To avoid overwhelming the circulation, the slits must be spaced out. Two to four sessions of mini grafting are required to complete an area. While the transplanted hair does not look nearly as pluggy with mini grafting as it did with punch grafting, it still, does not bear close inspection the way follicular unit hair transplantation does, especially after the beginning stages.
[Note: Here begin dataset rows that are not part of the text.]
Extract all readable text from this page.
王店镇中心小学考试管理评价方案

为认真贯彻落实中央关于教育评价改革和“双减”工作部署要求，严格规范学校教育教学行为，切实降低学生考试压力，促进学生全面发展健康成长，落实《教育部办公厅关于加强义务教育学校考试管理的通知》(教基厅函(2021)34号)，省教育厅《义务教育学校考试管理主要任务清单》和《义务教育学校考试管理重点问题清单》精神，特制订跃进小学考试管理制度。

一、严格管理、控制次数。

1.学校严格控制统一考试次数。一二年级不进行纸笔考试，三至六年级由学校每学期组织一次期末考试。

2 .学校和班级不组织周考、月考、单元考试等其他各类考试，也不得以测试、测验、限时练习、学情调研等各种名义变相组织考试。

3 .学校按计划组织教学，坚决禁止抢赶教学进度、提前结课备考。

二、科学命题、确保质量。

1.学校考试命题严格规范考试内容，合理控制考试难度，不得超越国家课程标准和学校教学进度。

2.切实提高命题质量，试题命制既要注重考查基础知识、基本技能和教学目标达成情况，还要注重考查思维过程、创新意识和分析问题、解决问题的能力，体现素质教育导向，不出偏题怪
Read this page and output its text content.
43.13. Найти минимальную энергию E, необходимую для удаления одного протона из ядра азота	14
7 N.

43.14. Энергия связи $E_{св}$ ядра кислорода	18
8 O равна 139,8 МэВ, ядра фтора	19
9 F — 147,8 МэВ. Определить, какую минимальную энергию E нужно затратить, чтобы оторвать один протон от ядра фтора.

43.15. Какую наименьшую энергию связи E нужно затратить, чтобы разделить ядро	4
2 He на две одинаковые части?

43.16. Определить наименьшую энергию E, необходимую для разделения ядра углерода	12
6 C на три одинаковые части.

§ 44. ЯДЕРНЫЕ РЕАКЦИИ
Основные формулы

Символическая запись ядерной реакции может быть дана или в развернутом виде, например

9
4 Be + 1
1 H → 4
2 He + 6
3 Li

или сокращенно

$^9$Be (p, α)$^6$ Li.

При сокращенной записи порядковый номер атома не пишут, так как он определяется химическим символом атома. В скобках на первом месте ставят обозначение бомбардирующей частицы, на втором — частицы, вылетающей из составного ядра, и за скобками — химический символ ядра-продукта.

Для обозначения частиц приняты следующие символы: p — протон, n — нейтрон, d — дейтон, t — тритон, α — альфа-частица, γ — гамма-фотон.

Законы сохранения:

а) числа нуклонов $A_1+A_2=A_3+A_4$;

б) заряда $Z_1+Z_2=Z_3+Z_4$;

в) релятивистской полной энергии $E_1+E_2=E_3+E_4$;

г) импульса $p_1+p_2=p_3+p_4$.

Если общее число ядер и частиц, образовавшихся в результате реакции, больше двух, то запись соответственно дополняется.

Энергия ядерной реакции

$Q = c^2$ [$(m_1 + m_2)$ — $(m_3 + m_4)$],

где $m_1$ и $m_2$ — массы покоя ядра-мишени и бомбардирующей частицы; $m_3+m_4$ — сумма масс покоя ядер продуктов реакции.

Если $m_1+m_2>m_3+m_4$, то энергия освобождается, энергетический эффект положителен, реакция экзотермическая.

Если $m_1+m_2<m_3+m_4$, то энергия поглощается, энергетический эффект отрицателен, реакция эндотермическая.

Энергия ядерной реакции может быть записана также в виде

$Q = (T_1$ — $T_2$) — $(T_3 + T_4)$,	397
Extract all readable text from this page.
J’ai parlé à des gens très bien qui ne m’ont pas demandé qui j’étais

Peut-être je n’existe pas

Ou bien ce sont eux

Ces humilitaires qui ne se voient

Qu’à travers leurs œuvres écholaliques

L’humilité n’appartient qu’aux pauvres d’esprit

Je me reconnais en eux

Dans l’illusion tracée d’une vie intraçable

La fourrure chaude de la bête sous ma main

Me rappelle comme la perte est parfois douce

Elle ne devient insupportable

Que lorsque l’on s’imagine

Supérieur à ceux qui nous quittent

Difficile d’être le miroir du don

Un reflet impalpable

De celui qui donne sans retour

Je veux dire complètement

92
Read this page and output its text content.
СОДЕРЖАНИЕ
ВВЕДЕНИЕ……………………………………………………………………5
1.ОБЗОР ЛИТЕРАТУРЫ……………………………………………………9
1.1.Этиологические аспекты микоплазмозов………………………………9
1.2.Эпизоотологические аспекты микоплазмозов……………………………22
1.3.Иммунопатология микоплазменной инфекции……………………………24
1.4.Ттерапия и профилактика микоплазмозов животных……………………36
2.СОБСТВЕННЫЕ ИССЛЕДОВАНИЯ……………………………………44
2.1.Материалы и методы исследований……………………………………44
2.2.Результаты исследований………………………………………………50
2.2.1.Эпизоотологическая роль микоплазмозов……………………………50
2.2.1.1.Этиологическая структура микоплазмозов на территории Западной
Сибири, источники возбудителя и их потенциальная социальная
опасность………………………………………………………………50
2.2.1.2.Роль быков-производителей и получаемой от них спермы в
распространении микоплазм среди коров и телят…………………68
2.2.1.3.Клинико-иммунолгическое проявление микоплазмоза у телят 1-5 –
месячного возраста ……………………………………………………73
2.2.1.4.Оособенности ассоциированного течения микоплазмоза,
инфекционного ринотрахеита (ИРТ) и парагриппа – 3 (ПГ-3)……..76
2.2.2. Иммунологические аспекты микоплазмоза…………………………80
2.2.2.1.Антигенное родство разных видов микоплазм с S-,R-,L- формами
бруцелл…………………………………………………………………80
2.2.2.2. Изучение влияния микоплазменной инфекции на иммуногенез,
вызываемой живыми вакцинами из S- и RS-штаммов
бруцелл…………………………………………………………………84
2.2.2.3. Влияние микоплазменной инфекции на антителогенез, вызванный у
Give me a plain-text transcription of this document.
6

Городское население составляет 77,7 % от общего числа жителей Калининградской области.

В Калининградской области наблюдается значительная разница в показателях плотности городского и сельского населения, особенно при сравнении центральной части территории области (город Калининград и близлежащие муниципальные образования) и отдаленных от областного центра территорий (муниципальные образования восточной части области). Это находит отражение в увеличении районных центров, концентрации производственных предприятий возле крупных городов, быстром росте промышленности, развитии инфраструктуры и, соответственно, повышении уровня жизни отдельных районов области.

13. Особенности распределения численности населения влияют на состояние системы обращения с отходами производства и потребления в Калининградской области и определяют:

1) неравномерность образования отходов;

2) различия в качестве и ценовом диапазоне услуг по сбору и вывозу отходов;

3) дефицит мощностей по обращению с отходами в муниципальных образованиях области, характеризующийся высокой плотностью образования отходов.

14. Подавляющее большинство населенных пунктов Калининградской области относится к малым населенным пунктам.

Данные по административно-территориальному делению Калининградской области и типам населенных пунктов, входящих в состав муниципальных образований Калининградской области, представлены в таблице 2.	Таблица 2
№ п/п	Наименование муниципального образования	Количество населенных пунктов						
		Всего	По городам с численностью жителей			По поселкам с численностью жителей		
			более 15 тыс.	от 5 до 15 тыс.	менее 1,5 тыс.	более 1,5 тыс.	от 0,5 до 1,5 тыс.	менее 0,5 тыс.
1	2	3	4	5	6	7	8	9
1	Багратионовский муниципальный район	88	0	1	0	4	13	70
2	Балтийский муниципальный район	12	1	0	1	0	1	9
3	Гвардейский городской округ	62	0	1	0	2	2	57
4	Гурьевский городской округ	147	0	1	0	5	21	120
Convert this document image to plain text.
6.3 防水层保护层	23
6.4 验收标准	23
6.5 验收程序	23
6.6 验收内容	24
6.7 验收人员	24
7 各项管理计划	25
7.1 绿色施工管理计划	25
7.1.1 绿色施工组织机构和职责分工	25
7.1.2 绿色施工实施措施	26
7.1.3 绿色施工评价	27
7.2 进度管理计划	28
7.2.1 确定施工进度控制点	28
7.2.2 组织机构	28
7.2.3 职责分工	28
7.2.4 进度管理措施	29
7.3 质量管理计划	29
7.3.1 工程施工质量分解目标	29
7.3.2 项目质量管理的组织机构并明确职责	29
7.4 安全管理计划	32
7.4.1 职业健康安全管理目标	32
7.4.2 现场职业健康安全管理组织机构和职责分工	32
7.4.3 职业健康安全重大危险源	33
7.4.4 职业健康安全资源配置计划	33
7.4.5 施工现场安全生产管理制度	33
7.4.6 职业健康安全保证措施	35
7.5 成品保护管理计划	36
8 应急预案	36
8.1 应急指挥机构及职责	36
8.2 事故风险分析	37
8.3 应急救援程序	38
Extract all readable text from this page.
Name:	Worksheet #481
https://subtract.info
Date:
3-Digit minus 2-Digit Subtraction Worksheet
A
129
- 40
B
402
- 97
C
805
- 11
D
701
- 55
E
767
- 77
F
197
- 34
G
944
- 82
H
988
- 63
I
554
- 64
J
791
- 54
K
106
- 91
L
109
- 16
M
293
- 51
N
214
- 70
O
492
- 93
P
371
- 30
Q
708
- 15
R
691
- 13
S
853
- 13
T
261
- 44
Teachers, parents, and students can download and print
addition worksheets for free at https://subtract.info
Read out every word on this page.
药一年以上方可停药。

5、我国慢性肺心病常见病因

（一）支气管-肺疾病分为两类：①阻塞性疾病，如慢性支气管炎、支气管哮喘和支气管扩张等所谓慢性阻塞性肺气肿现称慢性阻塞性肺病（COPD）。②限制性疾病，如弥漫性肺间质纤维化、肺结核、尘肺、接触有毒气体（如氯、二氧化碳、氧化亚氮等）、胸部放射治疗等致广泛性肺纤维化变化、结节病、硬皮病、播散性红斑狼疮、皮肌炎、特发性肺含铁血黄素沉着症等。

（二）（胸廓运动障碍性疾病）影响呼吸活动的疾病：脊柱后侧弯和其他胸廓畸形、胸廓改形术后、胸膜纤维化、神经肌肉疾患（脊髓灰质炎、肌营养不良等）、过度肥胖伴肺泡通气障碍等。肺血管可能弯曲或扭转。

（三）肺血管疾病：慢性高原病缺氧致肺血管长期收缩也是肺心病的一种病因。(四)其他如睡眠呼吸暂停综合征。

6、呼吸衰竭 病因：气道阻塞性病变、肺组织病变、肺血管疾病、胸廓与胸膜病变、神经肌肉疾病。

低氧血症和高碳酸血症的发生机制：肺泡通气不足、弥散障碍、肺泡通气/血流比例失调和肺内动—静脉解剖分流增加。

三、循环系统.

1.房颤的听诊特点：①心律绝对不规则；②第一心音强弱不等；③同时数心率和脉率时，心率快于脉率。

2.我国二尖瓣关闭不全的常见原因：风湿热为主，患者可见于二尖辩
The majority of hair transplant surgeons still use micro grafts in the hairline and mini grafts behind them. This method is less demanding and less time-consuming than follicular unit hair transplantation. Almost all agree that the results of follicular unit hair transplantation are more natural looking but the proponents of mini/micro grafting say their results are good enough. At the Seager Hair Transplant Center, we don’t feel that quality should be sacrificed to make the procedure less demanding for the surgeon.

Scalp Reduction

Scalp reduction is a procedure in which an area of bald skin is excised (cut out and removed) usually from the top and back of the scalp. The resulting gap is then stitched closed. Rarely used as an individual treatment to reduce baldness, it is used by some surgeons as an aid to hair transplanting, since scalp reduction also reduces the size of the area requiring transplantation.

However, these days, scalp reduction is not performed nearly as frequently as it used to be. There are four main reasons. Multiple, painful procedures are required. A phenomenon known as “stretch-back” leads to a loss of effect overtime. As baldness progresses, a formerly bald crown will again become a bald crown but there will also be an unnatural scar. Finally, stretching of the skin leads to spreading out of the donor hair, which means that less donor hair can be moved to the most cosmetically important frontal area at one time or possibly forever. For these, amongst other reasons, the majority of the world’s surgical hair restoration facilities, which used to frequently perform scalp reductions, now rarely, if ever do so. However, there still remain a handful of hair restoration surgeons in the world who routinely perform varying types of scalp reductions.

Flaps

Moving a flap of hair bearing skin from the side of the head to across the top of the forehead is occasionally done in the United States, South America, and elsewhere. It is considered a major surgery, and more pain and complications are associated with it. Some of the complications can be permanently disfiguring. In the opinion of Dr. Simmons and Dr. McKenzie, the results of flap surgery rarely, if ever, look as natural as a good hair transplant and represent inefficient use of a limited donor area. Flaps do, however, have the advantage of giving immediate hair coverage.

Scalp Lifts And Tissue Expansion and Extension

Considered an extensive major surgery, they are primarily performed by a handful of highly trained surgeons around the world. These operations are, again, more major and invasive and are associated with more complications and pain than other forms of scalp surgery.

At the time of the construction of this web site, Dr. Simmons and Dr. McKenzie does not recommend them.

Laser Hair Transplantation

In September 1995, the Seager Hair Transplant Centre obtained the most expensive “state of the art” Coherent Ultra pulse LASER. This was in keeping with Dr. Seager’s ongoing commitment to bring the latest and best techniques used in hair transplantation to his patients, so that, he could offer a complete range of all effective modalities of hair replacement surgery.

At that time, laser hair transplantation was being touted as the “Way of the Future” in hair transplantation, and certain experts claimed that the laser produced a more natural look.

Dr. Seager was a pioneer in the use of laser in hair transplantation, and was initially enthusiastic. However, after one year of using the laser, he found that, his results and the laser-assisted hair transplantation results of other experts with even more laser experience looked no more natural than his own advanced techniques, using conventional “cold steel”.

The clinic discontinued the use of laser, because of the limitations described by Dr. Seager and as reported by others. The laser method gave poorer yield with apparent permanent loss of hair, prolonged scabbing and crusting, and the inability to place the grafts as closely together as with the “cold steel” techniques.